Le premier à avoir annoncé sa décision de quitter l’hémicycle est Khaled Tazaghart.  Le deuxième est un élu du FLN, Sid Ahmed Ferroukhi. Selon nos sources et jusqu’à ce dimanche, aucun des deux députés n’a déposé sa démission au niveau de l’administration.

« L’administration ne peut pas tenir compte d’une démission annoncée sur Facebook. Et ces élus le savent », précise un parlementaire à Actu-fil.com. L’autre élu à avoir évoqué la nécessité du retrait du Parlement « de la fraude » et de la « honte » sans démissionner est Hacène Aribi.

Dans un communiqué publié sur sa page Facebook, l’APN a annoncé la participation d’une délégation de l’assemblée aux travaux d’un congrès au Maroc. Selon l’APN, Hacène Aribi fait partie de cette délégation.

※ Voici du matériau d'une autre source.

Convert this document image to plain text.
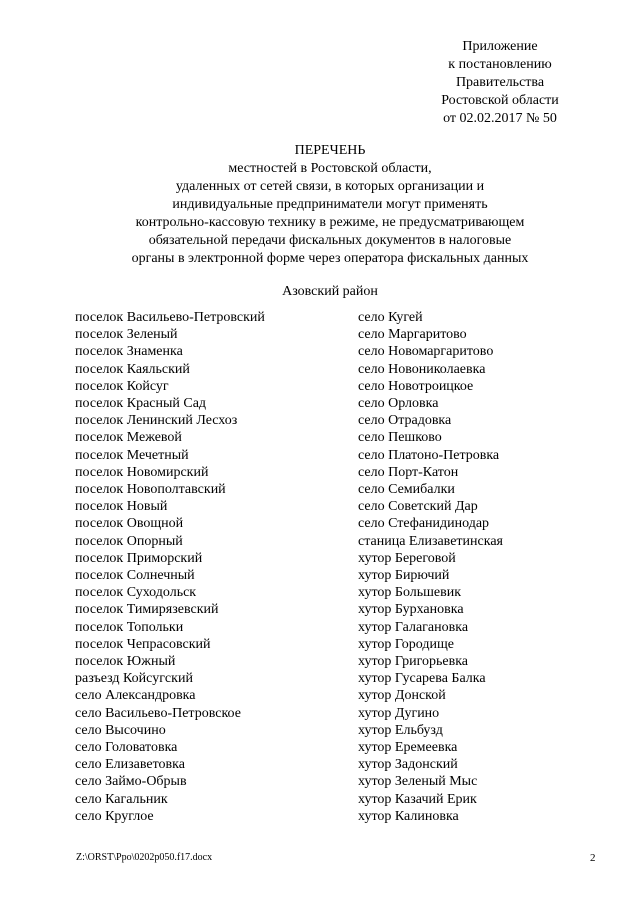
Приложение
к постановлению
Правительства
Ростовской области
от 02.02.2017 № 50
ПЕРЕЧЕНЬ
местностей в Ростовской области,
удаленных от сетей связи, в которых организации и
индивидуальные предприниматели могут применять
контрольно-кассовую технику в режиме, не предусматривающем
обязательной передачи фискальных документов в налоговые
органы в электронной форме через оператора фискальных данных
Азовский район
поселок Васильево-Петровский
поселок Зеленый
поселок Знаменка
поселок Каяльский
поселок Койсуг
поселок Красный Сад
поселок Ленинский Лесхоз
поселок Межевой
поселок Мечетный
поселок Новомирский
поселок Новополтавский
поселок Новый
поселок Овощной
поселок Опорный
поселок Приморский
поселок Солнечный
поселок Суходольск
поселок Тимирязевский
поселок Топольки
поселок Чепрасовский
поселок Южный
разъезд Койсугский
село Александровка
село Васильево-Петровское
село Высочино
село Головатовка
село Елизаветовка
село Займо-Обрыв
село Кагальник
село Круглое
село Кугей
село Маргаритово
село Новомаргаритово
село Новониколаевка
село Новотроицкое
село Орловка
село Отрадовка
село Пешково
село Платоно-Петровка
село Порт-Катон
село Семибалки
село Советский Дар
село Стефанидинодар
станица Елизаветинская
хутор Береговой
хутор Бирючий
хутор Большевик
хутор Бурхановка
хутор Галагановка
хутор Городище
хутор Григорьевка
хутор Гусарева Балка
хутор Донской
хутор Дугино
хутор Ельбузд
хутор Еремеевка
хутор Задонский
хутор Зеленый Мыс
хутор Казачий Ерик
хутор Калиновка
Z:\ORST\Ppo\0202p050.f17.docx	2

Le cas des élus du FFS dans les deux chambres du Parlement est différent. Mercredi, la direction du parti a annoncé le retrait de ses élus. Un décision rejetée par les députés et sénateurs du parti.

« Convaincus que leur action doit contribuer davantage à la réhabilitation du politique, les parlementaires du FFS demeurent dans l’action, sur le terrain, pour faire triompher ce noble combat pour le changement et l’instauration de la  2e République », a indiqué le groupe du FFS à l’APN dans un communiqué.